In September, President Barack Obama had ordered Chinese-controlled Ralls Corporation to cancel a wind farm project near a military base in Oregon, only the second time a US president has formally blocked a foreign acquisition and the first time since 1990. The move triggered a strong protest from the Chinese side, including a lawsuit against Obama being pursued by the Chinese investor.
Wanxiang's bid for A123 Systems and BGI Shenzhen's $118 million bid for Complete Genomics, a bio-tech firm based in California, also attracted opposition from US politicians.
Orville Schell, director of the Center on US-China Relations at Asia Society, said earlier this month that the US government itself is not treating Chinese companies in an unfair or discriminatory way, but US congressional figures very often do have a prejudice against them and create political problems that can make it difficult for Chinese firms to feel welcome.

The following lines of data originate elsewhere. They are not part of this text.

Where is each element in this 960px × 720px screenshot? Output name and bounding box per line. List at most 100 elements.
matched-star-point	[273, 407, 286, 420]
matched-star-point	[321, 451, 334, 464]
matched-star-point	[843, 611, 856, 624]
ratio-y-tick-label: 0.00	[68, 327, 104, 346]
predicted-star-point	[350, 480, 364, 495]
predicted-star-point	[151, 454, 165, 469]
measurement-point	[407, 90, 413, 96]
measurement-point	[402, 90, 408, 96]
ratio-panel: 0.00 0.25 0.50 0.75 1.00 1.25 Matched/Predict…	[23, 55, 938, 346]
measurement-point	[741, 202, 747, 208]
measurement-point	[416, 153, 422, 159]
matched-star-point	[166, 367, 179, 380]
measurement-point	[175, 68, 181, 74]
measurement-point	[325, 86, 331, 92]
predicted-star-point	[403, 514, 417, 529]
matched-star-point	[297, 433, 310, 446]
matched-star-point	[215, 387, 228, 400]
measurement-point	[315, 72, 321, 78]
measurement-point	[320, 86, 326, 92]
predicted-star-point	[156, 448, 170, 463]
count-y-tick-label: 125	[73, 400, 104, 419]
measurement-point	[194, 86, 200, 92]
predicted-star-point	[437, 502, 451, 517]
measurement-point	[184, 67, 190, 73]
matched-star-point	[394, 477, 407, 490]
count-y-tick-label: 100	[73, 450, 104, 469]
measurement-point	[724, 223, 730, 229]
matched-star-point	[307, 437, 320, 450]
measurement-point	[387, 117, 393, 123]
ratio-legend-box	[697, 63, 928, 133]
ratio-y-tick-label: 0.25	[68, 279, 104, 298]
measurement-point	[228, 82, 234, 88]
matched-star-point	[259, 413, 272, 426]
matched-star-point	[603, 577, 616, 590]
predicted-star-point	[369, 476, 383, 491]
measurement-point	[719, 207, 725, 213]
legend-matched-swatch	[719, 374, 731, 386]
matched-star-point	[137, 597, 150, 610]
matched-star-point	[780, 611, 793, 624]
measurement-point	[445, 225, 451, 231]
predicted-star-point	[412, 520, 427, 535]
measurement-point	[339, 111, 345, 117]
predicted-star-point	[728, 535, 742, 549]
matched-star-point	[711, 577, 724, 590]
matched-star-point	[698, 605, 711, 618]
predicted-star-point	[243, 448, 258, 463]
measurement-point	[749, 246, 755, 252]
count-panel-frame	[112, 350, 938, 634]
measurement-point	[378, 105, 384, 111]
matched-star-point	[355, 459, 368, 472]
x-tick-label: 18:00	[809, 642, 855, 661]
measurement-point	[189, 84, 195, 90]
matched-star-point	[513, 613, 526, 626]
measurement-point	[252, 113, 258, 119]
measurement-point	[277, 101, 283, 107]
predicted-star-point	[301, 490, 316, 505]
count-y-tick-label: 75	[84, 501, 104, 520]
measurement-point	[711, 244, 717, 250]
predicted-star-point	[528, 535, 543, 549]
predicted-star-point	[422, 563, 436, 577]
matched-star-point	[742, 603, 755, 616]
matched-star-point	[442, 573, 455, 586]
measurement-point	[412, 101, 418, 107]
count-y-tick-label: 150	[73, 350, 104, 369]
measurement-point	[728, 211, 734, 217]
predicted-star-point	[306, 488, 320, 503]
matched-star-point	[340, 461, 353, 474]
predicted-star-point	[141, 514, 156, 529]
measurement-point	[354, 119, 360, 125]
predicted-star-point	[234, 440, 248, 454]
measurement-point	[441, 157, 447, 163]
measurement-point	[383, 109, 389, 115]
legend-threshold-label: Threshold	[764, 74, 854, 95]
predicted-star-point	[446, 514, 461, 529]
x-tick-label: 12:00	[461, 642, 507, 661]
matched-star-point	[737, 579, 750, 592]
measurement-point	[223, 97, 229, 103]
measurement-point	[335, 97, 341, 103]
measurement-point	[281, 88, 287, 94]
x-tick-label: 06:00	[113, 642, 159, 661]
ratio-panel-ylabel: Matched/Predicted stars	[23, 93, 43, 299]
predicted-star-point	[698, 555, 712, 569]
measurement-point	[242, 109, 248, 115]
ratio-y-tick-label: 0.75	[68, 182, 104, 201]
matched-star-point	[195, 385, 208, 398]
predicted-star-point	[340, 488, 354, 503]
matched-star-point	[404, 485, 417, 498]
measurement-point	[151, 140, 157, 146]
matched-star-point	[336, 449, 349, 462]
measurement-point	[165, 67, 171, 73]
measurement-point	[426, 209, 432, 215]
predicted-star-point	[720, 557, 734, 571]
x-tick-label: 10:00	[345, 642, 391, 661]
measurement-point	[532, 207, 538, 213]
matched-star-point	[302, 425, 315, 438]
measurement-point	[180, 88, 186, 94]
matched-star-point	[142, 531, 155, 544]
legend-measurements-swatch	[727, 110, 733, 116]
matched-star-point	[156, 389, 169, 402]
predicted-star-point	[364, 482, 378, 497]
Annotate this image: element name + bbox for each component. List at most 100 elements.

Hanemann added that he believes such politicization is damaging the perception of the US as an investment destination for China, despite a general welcoming by US business and the hard work done by some of its governors, mayors and other officials in promoting inward investment.

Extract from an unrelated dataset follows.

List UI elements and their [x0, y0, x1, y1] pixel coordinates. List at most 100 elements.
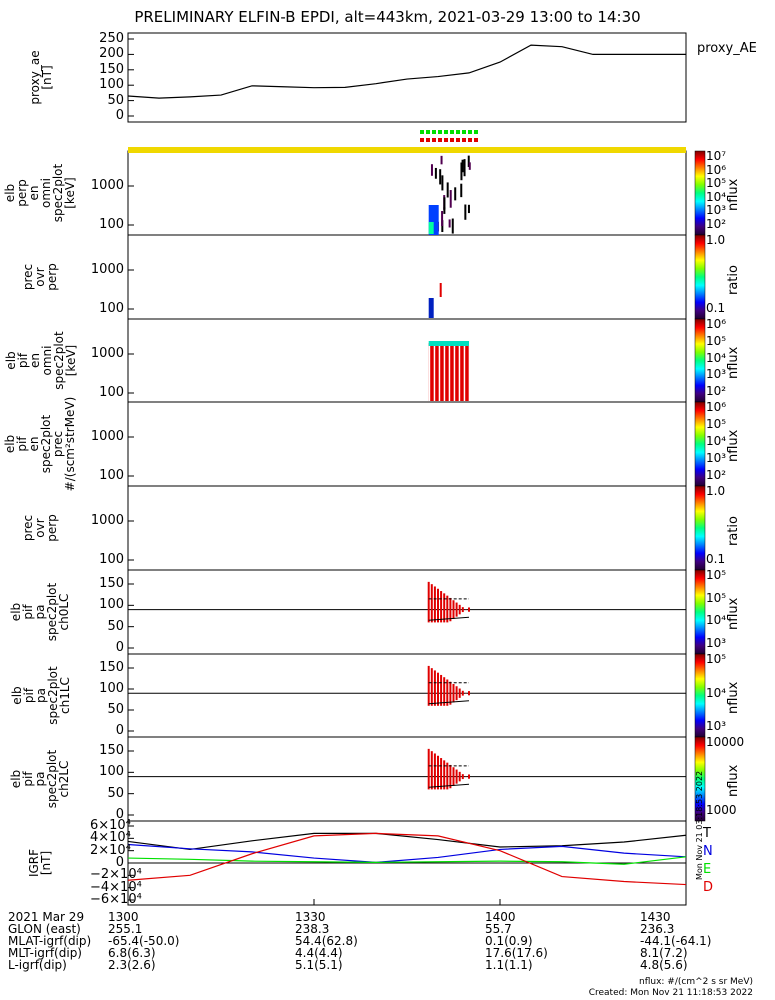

He added that if the US wants to maximize its benefits from China's expected outward FDI boom in years to come, policymakers need to stop beating their drums and instead focus on solutions that allow the US to maintain an open investment environment, while addressing their genuine concerns. Otherwise, Chinese investors will take their cash elsewhere.
Hanemann pointed to the example of Europe, where Chinese FDI has topped $10 billion for the second year in a row, well ahead of what the US received over the past two years.